YearPrice (3% annual)CPI-adjusted price
2019$50.00$50.00
2020$51.50$52.20
2021$53.05$54.85
2022$54.64$57.82
2023$56.28$60.65
2024$57.97$63.41
2025$59.70$66.08

By 2025, the owner charges $59.70. The inflation-adjusted equivalent of that original $50 service is $66.08. That is a $6.38 gap per appointment. A stylist doing 25 appointments per week loses $159.50 per week, or roughly $8,300 per year from the gap on a single service.

Scale that across a full service menu and the shortfall reaches five figures. For a salon with three stylists, a persistent 3% annual increase against 5%+ actual cost inflation creates a cumulative revenue leak of $25,000-$40,000 over a five-year period. That is the difference between an 8% profit margin and a 15% profit margin, between treading water and building the business.

What to do instead

Stop anchoring to general inflation. Track actual expense changes across four categories: product cost per service, labor cost fully loaded with taxes and insurance, rent per square foot, and operating overhead. These are the numbers that determine whether a price increase keeps pace or falls short.

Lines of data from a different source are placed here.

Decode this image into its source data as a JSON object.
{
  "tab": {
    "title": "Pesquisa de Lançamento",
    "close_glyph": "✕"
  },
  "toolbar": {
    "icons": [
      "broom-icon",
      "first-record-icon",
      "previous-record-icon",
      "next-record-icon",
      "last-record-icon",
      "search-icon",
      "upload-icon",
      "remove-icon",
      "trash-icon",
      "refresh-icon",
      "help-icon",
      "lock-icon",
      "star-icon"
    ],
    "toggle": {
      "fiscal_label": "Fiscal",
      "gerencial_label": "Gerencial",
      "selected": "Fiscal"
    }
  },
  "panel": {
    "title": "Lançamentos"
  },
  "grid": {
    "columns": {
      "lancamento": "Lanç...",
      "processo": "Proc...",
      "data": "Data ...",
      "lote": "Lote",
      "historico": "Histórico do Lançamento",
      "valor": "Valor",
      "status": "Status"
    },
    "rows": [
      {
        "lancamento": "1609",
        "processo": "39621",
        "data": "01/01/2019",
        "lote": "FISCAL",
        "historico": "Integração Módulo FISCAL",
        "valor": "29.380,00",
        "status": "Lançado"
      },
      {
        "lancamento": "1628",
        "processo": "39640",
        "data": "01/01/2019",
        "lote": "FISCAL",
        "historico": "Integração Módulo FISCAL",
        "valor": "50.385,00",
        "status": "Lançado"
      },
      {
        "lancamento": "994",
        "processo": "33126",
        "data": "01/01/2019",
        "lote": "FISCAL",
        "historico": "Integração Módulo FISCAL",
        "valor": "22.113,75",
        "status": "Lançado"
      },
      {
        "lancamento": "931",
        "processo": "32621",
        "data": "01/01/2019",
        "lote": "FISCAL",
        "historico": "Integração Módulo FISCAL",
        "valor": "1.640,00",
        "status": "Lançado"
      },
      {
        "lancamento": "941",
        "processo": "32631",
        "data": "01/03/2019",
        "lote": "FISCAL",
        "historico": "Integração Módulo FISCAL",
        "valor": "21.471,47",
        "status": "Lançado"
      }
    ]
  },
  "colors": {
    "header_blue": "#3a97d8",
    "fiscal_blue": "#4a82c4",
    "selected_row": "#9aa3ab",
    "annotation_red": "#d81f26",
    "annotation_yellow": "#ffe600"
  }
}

Raise the service menu at least once a year, but base the percentage on the weighted average of those four input costs, not on a headline CPI number. If product costs rose 10%, labor rose 5%, rent rose 4%, and overhead rose 6%, and those categories represent 15%, 50%, 20%, and 15% of expenses respectively, the weighted cost increase is 5.9%. That is the minimum the price list needs to move.

For salon owners who have not raised prices in two or more years, a single 3-5% bump will not close the gap. The math requires a catch-up increase. A $5 increase on the most popular service adds roughly $6,250 a year for a solo stylist. Two or three of those stacked across the menu begin to close the accumulated shortfall.

Track the gap. Measure the inputs. Price against actual costs, not comfortable assumptions. The 3-5% rule was never a rule. It was a guess that stopped working years ago.

Kara Osei
Kara Osei

Background in small business finance. Writes about pricing, margins, and the money side of running a salon.